IMO my guess that big sites use them because 1) business is so good they don't care about these SEO issues, 2) they use other methods for search engine friendliness, or 3) the specific pages using the sessionid's aren't important for search indexing, such as search results pages as a user shops.
If your dynamic pages generate content that you hope to be indexed, there are a number of methods you can use to enhance the digestibility for the URL, but that's not what you're asking.
^ ^ I think he/she doesn't mean the head tag, the means <HEADING> markers. Also note my use of capitals and the non-use of /i, you want it as unique as possible.
Ahh... That makes sense. But since you substitute the <MARKERS> for real content they never get seen by the browser anyway. So I think he/she maybe misunderstood what you are doing.

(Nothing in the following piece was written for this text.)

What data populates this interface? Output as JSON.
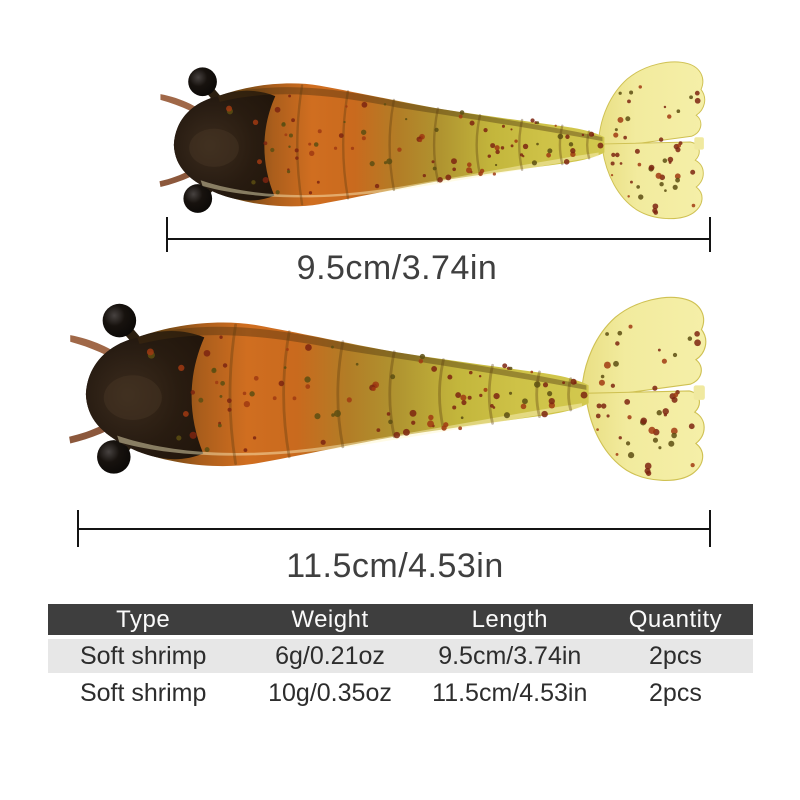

Instead of using a sessionid in the query string set a cookie and read the cookie for sessionid values. You can do this for dynamic or static pages, but you have to use Javascript for static pages. But if you hope to generate these pages as HTML, I can't imagine why you need a sessionid once they're output as HTML.
what if you want to make static only a part of a dynamic page that is taking too much cpu retrieving too many data from the database. Is this possible using javascript too?
it seems like you are trying to do something that is really not possible. Either the programs you use are not well written and are using too much server resources or you have too much traffic to your site. Trying to reduce the dynamic content isn't a bad thing, but I don't think you can reduce it enough to make any difference, and as you can see the suggestions get more and more complicated.
Try and figure out what it is that is taking up the most server resources and see if you can fix that. If not, it might be time to update to a dedicated server or add some more servers if you're already using a dedicated server or hire a programmer to help you out (not me).
Can you say what the name of the program is you are using? Maybe it has some well known problems.
the most important is becouse the item listings are displayed toghether with the sub-category list. (similar to ebay)
the retriving from the database of both data is taking too much cpu resources and only making the category list static will help reduce it.